Abstract

Edited by Wanning Sun and John Sinclair, Media and Communication in the Chinese Diaspora: Rethinking Transnationalism is part of the Media, Culture and Social Change in Asia series, and to some extent could be considered as a sequel to a prior volume, Media and the Chinese Diaspora: Community, Communications and Commerce, also edited by Wanning Sun, in 2006. Wanning Sun is professor of media and communication studies at the University of Technology, Sydney, and John Sinclair is an honorary professorial fellow at the University of Melbourne.

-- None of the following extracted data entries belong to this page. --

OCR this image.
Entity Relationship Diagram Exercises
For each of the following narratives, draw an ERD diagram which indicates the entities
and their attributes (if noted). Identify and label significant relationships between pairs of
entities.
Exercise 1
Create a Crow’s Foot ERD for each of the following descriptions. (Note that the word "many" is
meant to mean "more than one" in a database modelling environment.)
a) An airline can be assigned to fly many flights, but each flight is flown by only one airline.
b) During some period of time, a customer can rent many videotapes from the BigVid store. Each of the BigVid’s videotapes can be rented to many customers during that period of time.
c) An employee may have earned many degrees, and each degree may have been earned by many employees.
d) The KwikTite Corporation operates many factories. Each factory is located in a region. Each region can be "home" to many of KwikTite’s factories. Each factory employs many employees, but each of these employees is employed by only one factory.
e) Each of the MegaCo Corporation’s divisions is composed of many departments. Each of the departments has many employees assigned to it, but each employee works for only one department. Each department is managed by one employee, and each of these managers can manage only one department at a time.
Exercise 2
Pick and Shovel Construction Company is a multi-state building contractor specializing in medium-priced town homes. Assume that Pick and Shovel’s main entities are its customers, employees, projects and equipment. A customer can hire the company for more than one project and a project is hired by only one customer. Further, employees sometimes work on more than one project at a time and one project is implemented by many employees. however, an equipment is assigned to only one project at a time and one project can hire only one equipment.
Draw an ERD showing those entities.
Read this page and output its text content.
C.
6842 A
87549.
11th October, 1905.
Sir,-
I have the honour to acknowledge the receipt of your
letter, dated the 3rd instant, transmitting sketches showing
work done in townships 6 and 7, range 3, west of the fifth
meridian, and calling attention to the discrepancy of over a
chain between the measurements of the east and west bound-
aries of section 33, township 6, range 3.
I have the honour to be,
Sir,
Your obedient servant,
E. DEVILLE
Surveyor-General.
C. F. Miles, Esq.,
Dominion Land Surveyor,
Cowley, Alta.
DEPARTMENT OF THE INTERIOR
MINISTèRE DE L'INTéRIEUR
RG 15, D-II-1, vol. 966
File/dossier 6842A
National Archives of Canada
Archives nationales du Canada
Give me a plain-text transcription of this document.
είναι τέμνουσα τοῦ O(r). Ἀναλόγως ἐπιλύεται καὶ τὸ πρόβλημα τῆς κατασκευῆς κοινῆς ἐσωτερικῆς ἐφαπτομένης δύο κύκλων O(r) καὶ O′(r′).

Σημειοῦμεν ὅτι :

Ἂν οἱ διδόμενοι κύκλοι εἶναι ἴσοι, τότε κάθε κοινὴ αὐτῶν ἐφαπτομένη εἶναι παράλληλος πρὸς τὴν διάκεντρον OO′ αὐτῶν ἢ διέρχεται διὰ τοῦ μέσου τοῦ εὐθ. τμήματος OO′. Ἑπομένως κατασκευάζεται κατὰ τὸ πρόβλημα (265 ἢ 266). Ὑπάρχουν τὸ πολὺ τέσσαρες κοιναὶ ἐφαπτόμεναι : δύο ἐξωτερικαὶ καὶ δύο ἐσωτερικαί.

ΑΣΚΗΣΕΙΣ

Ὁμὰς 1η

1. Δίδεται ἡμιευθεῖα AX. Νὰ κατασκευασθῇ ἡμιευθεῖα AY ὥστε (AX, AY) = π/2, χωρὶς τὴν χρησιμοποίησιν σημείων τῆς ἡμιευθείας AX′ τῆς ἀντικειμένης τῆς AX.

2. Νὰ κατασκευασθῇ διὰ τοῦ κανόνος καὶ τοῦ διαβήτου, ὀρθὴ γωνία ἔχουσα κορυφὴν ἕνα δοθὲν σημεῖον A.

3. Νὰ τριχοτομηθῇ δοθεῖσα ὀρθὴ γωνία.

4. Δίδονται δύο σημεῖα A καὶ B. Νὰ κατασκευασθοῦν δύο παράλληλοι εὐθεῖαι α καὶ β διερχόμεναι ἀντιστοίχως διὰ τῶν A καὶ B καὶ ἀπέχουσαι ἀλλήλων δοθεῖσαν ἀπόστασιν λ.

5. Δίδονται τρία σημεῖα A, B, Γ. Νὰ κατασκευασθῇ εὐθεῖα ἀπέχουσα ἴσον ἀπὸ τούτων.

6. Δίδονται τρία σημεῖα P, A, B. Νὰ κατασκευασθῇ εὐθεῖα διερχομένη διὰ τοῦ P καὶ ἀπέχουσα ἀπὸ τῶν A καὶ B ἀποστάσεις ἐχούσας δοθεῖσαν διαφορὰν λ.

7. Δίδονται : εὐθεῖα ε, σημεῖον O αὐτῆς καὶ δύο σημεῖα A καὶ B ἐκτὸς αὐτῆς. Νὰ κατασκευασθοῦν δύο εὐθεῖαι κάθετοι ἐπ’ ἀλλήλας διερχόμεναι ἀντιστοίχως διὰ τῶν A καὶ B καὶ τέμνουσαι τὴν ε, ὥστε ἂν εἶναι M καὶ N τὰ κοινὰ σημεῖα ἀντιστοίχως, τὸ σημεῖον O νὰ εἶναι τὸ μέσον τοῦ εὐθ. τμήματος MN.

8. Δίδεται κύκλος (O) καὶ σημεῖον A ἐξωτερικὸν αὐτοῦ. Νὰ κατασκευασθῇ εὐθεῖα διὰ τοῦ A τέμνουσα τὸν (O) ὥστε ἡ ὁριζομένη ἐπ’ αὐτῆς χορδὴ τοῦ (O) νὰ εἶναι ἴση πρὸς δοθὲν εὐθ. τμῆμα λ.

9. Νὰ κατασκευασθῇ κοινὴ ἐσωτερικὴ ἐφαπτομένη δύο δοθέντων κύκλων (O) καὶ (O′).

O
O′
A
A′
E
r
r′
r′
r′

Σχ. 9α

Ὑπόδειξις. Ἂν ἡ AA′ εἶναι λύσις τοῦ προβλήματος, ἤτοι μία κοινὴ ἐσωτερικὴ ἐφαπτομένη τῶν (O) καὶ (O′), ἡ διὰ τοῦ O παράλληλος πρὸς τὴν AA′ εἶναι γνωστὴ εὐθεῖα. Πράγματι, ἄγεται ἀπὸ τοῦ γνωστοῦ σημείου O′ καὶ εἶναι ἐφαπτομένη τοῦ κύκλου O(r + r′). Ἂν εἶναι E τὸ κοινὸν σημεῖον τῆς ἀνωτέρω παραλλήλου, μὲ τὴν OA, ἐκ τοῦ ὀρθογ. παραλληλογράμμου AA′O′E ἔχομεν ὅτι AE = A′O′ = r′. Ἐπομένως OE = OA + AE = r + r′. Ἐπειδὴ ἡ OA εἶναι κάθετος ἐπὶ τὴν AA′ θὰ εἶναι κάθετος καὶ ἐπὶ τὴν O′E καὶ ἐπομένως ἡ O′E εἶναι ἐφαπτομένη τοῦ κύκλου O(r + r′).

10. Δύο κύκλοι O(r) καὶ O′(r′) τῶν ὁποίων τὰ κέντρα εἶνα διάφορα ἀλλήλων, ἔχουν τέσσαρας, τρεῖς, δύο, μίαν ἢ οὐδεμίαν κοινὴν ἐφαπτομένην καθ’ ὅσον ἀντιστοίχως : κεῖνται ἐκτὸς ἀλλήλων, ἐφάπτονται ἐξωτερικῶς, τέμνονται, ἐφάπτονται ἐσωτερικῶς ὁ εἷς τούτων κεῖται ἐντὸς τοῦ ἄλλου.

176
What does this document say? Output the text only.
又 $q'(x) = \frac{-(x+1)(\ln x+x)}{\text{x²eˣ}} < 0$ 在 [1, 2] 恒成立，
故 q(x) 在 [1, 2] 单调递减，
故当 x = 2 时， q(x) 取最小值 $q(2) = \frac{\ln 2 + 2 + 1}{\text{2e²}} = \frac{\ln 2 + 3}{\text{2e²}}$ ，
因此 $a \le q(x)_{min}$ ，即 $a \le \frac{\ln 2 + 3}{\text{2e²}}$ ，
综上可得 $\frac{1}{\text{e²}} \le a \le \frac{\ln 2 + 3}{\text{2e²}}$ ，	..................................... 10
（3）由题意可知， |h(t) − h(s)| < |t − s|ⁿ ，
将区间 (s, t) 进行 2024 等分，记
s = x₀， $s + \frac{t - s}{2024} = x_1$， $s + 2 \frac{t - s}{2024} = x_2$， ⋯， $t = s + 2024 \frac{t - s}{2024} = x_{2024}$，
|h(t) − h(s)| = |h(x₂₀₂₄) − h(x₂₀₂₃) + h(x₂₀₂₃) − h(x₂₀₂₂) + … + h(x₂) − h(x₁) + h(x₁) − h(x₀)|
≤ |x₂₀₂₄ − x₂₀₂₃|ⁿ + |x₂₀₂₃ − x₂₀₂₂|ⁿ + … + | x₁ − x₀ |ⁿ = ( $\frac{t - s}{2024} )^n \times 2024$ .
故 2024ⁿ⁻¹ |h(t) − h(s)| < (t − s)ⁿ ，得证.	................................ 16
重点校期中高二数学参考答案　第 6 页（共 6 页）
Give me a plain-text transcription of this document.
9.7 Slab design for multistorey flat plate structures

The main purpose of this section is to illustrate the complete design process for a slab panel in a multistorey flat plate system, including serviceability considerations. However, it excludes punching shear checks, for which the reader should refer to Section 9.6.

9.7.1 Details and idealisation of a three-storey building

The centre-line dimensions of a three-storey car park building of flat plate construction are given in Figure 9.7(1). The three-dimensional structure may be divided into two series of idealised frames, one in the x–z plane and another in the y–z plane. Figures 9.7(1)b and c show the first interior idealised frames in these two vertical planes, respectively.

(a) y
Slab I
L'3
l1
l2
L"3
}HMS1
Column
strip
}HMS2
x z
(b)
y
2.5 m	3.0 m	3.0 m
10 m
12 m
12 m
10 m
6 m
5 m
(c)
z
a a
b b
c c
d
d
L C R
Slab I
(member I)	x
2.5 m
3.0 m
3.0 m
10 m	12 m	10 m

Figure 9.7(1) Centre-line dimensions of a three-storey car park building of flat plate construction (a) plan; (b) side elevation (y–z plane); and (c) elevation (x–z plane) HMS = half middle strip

Given the background of China’s soft power push and more specifically the “‘media going global’ initiative,” this volume aims to depict the updated Chinese media landscape and to examine the all-sided relationships between the Peoples’ Republic of China (PRC) state media and the ethnic Chinese media in host countries, both empirically and conceptually. It is also intended to fill some geographical gaps, since “the history and current formation of the Chinese presence in Europe, Africa, Latin America, and many parts of Southeast Asia” was missing in the 2006 volume. Not least it also focuses on the impacts of the digital media and online technologies upon translocal practice by ethnic Chinese, including diasporic identity construction and their sense of belonging.
Aside from its conciseness and meticulousness, the volume has a series of strengths. First and foremost, it offers a wide geographical coverage, including Cambodia, South Africa, Brazil, Italy, Spain, France, the Netherlands, Britain, Canada, New Zealand, Australia, and Trinidad, representing a broadly expanded Chinese-language mediasphere as well as regional diversities of communication for Chinese migrants and communities in host countries. Second, to a greater or lesser extent, it provides concrete and useful background information in each chapter, such as the history of migration, the changes in demographic composition, the cultural values of migration, and the relations and dynamics between Chinese communities and their host countries, which enables readers to have a better and relatively systemic understanding in political, economic, cultural, and historical terms. Empirical materials in some chapters are highly valuable, provided perhaps for the first time in the English language. Third, because authors in this volume hail from a variety of disciplines, covering history, anthropology, sociology, and media and communication studies, different perspectives and approaches are applied to their specific cases, which makes them more comprehensive and convincing. Finally, it contains rich content and covers a variety of media forms and communication practices, ranging from traditional print media to social media, including newspapers, radio, television, websites and new media.
Among these case studies, Chapter 7, by Jingrong Tong, “The Chinese Diaspora, Motherland and ‘June Fourth’: A Discourse Analysis of the BBC Chinese ‘Have Your Say’ forum, 2009-13,” is quite different from most studies of Chinese-language diasporic media. It chooses not to target minority media programs restricted by locality, focusing on media originating within Chinese diasporic communities, but focuses instead on the BBC Chinese HYS forum, which benefits from the mainstream media BBC’s global prominence and influence. Moreover, it uses the qualitative data analysis software package NVivo to do the detailed analysis of the 2,674 posts collected. Chapters 8, “Geo-Ethnic Storytelling: Chinese-Language Television in Canada,” and 9, “Cyber China and Evolving Transnational Identities: The Case of New Zealand,” both adopt a combination of qualitative and quantitative methods. Also worth noting is Chapter 11, “Xin Yimin: ‘New’ Chinese migration and new media in a Trinidadian town,” in which Jolynna Sinanan draws on twelve months of ethnographic fieldwork to discuss the intersection of new Chinese migrants and new media.
Nevertheless, there are some weaknesses in the volume. Despite the coverage of multiple media forms and communication practices throughout the volume, each chapter mainly focuses on one certain kind in its specific location. It would have been more useful and comprehensive if more types of traditional as well new media that may be used by particular Chinese communities could have been explored in each host country, which could not only have enriched the existing diasporic Chinese-language mediasphere, but also enabled readers to compare with other Chinese communities or host countries. Since the diasporic Chinese-language newspapers bear an ever-changing publication history, it would also have been more coherent and distinct if those newspapers’ names and years of publication could also have been enumerated as an illustration in those chapters.
On the whole, Media and Communication in the Chinese Diaspora is a rather impressive and useful book with unique and multiple perspectives toward specific cases in a wide range of locations across the world. I would highly recommend this book to scholars, researchers, students, policy makers, and media workers who are interested in media and communication studies as well as historical–cultural studies, especially in Chinese diaspora and transnationalism.